Germany’s electronic, ambient krautrock band, Tangerine Dream, produces in you the sort of psyched out, psychedelic experiences that you just know, after a few years, are going to catch up on you. And in the one-night only, one-album only, avant-trio of Melbourne based Clinton Green, Andrew McIntosh and Lloyd Barrett, Tangerine Nightmare, all those trippy chemicals finally meet their destiny.
The album is called Synthicide, and it brings you, veiled in its ambient laptop noise, the sounds of things, scary things, that are too crafty, too clever, to go bump in the night. Instead, they slither and rumble along, behind you, around you, just enough to let you know they’re there, but not enough to let you know how to find them or hold them.
The result is unnerving. Your blood drops a few degrees when you hear this music, but you know you can’t escape it because it’s not really slithering and rumbling around you at all – it’s all happening within you: bits of your brain and your life at last seeing the dark side of the things that you had once painted in the colours of fluorescent rainbows.

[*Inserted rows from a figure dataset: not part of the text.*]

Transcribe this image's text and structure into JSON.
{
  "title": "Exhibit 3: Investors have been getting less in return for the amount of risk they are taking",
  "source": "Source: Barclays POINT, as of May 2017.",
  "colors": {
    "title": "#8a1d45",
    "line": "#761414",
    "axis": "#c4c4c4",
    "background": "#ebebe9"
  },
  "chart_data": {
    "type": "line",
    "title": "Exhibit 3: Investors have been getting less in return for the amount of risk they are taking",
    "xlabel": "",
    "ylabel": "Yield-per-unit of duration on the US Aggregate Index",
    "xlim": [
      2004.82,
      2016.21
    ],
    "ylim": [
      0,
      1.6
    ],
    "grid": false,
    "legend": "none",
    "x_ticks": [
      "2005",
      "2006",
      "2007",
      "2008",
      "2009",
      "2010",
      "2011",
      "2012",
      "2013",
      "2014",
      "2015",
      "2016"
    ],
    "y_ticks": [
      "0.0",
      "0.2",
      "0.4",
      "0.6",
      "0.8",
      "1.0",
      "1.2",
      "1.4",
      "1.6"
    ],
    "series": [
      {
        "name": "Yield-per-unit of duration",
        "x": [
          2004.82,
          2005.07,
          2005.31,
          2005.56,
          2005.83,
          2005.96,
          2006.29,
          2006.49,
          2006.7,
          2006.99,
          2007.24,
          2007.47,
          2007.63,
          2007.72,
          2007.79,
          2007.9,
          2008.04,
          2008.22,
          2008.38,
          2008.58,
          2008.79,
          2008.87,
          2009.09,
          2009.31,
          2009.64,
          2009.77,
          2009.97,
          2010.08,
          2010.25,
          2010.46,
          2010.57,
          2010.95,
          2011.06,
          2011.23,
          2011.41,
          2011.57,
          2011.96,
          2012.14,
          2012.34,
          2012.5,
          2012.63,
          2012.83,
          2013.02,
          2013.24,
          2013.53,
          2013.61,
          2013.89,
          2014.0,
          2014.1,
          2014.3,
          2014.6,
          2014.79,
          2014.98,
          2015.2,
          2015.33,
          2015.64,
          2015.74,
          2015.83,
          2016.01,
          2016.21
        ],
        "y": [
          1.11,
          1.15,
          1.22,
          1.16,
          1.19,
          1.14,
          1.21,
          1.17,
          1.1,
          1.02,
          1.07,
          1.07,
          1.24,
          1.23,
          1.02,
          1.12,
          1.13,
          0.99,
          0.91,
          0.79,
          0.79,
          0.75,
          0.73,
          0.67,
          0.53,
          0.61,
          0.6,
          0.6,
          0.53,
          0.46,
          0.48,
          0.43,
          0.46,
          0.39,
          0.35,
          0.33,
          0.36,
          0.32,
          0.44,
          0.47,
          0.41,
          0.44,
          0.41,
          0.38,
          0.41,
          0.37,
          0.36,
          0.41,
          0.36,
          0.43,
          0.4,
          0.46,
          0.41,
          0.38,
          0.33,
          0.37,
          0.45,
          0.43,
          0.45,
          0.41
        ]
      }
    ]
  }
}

The five tracks of Synthicide flow into each other with that same kind of coherence you get when you half wake from one nightmare and fall back into another. Things are different, but you know it’s the same dream, exerting the same hold on you.
It’s easy to describe music as ‘dark’ these days, and it is often the word you use when you don’t know what else to say about something that’s vaguely disturbing or sinister. But Synthicide is dark in its much more literal sense: the absence of light, the place where things creep around and wait to pounce. It’s the sort of dark where everything is in camouflage, where demons wear soft-soled shoes, and talk in whispers.
Albums like Synthicide are especially exciting for people who, as I do, live close enough to Melbourne to be able to call Tangerine Nightmare a local musical project - even if it was just a one-off. But it's still a great reminder of what a thriving, vibrant underground music scene we have here. Things like this are popping up all over the place - or, to be more correct, all under the place - if you just know where to look.
Discovered, for me, on 3PBS 106.7 FM's Ear of the Behearer, Synthicide is available from Shame File Music.